La Corte Permanente de Arbitraje ha fallado este lunes a favor de Pakistán y ha pedido a las autoridades de India restaurar el Tratado de Aguas del Indo que dejó sin efecto de forma unilateral a finales de abril, por lo que ha dictaminado que Nueva Delhi debe restaurar el pacto y limitar las obras en una central hidroeléctrica en la región en disputa de Cachemira.
En su resolución, el tribunal, con sede en la ciudad neerlandesa de La Haya, ha indicado que el tratado --que se remonta a 1960-- sigue "en plena vigencia" y no puede ser revocado únicamente por el Gobierno de India, por lo que será un experto independiente el que tendrá que dictaminar antes de julio de 2027 si la construcción de centrales eléctricas en la zona se ajusta a lo estipulado en el propio tratado.

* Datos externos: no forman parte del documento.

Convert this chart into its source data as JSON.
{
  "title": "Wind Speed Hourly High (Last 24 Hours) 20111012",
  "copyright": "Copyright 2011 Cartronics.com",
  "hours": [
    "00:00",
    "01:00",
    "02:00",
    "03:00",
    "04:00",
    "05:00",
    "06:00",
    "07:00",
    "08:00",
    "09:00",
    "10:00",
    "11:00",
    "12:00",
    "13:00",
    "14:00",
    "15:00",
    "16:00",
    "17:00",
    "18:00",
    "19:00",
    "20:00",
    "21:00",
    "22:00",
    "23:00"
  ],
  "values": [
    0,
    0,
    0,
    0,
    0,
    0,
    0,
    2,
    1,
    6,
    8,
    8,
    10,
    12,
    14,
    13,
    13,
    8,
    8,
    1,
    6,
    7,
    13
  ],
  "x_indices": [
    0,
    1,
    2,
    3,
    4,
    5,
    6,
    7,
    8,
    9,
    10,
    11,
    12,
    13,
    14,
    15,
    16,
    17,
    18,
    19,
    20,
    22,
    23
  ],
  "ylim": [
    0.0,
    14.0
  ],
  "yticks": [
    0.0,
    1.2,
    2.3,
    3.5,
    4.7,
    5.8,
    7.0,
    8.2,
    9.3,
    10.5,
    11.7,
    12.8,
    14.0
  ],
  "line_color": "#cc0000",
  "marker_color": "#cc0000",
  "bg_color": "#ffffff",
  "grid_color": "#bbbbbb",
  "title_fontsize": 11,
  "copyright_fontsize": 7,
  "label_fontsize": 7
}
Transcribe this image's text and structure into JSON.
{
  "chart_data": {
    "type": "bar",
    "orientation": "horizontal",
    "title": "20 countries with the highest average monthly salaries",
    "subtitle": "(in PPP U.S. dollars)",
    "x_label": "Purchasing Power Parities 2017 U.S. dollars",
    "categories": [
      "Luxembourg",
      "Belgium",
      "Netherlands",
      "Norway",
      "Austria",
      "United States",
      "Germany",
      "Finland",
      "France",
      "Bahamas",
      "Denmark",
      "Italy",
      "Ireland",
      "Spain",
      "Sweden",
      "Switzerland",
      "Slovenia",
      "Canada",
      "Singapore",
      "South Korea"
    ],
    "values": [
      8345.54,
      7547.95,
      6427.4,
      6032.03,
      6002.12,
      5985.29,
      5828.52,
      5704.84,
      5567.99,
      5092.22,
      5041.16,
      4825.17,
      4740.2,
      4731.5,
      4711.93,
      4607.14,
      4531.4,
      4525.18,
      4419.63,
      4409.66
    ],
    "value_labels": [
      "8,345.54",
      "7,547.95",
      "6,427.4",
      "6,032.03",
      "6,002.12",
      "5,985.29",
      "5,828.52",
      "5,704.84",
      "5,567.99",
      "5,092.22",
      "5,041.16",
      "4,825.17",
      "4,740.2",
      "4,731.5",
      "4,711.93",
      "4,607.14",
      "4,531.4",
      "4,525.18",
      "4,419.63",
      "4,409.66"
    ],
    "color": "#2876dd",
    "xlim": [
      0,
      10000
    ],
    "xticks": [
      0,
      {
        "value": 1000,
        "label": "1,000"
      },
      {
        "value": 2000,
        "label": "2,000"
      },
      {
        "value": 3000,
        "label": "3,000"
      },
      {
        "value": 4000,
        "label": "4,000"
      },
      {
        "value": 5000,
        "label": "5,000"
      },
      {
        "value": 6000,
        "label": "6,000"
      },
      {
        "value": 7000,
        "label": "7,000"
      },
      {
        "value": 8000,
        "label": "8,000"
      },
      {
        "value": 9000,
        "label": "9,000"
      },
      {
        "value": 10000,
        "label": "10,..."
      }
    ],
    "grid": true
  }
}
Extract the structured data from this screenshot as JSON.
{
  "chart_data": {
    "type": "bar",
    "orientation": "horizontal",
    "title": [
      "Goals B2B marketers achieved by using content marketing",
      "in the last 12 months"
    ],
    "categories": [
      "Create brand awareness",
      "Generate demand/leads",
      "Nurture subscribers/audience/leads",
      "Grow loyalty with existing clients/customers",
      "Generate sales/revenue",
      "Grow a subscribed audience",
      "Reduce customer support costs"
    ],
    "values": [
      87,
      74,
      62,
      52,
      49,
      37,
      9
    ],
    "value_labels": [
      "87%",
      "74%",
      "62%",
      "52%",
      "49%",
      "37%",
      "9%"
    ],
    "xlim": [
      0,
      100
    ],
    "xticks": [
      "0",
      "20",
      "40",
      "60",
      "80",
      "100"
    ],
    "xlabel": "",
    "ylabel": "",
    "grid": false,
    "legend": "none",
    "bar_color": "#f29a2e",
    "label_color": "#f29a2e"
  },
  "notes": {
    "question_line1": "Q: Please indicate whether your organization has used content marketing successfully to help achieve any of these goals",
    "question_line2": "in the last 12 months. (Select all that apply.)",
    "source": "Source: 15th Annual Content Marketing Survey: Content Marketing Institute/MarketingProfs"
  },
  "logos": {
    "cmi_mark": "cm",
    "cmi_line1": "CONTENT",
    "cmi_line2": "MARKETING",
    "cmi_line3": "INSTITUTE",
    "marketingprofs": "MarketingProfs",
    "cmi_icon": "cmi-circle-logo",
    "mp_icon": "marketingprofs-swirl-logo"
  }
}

Tal y como ha establecido la corte en un comunicado, India carece de justificación para poner fin o suspender el acuerdo, suspendido tras el atentado registrado el 22 de abril en Pahalgam, en la Cachemira bajo control indio, en el que murieron casi una treintena de personas.
India sigue responsabilizando a Islamabad de lo sucedido y, desde entonces, el texto del acuerdo ha quedado en suspenso. Dicho pacto fija la concesión por parte de India del 80% del caudal de los ríos de la cuenca de Indo, vitales para la supervivencia y la economía de Pakistán.
El tribunal ha examinado si existe un conflicto armado internacional entre los países que pudiera justificar la suspensión o la revocación del tratado. "La corte concluye que tal conflicto no existe en la actualidad y que, en cualquier caso, el tratado es de tal naturaleza que seguiría vigente durante un conflicto de este tipo. Se ha podido observar que el mismo ha permanecido en vigor durante múltiples conflictos armados desde 1960", recoge el texto.
"Al no encontrar fundamento alguno para la suspensión o terminación del acuerdo, la corte considera la posibilidad de que la conducta de India estuviera justificada como una "contramedida" ante una violación previa del Derecho Internacional por parte de Pakistán. Sin embargo, se ha determinado que no se habían cumplido los requisitos para una contramedida lícita", ha sostenido.
En este sentido, el tribunal establece que la suspensión del acuerdo "afecta a las obligaciones de India de proteger los Derechos Humanos fundamentales, no se adhiere a las obligaciones de India en virtud del tratado e impediría la aplicación de las disposiciones sobre solución de controversias previstas en el mismo".
El tribunal ha concluido así que la decisión de India de suspender la aplicación del tratado "no es admisible ni en virtud del tratado ni de otras normas aplicables del Derecho Internacional".
"Por consiguiente, determina que el tratado no ha sido terminado ni su aplicación suspendida, sino que permanece plenamente vigente. India sigue obligada por el tratado y debe cumplir sus obligaciones en virtud del mismo, incluidas las relativas al diseño y la operación de proyectos hidroeléctricos en los ríos occidentales y la solución de controversias", ha argumentado.
El citado tratado, aprobado con la mediación del Banco Mundial --y según el cual India controla los ríos Beas, Ravi y Sutlej mientras que Pakistán controla Chenab, Indo y Jhelum--, ha sobrevivido a las dos guerras a gran escala entre ambos países --en 1965 y 1971-- y a los enfrentamientos transfronterizos de 1999, por lo que su colapso podría suponer un punto de inflexión.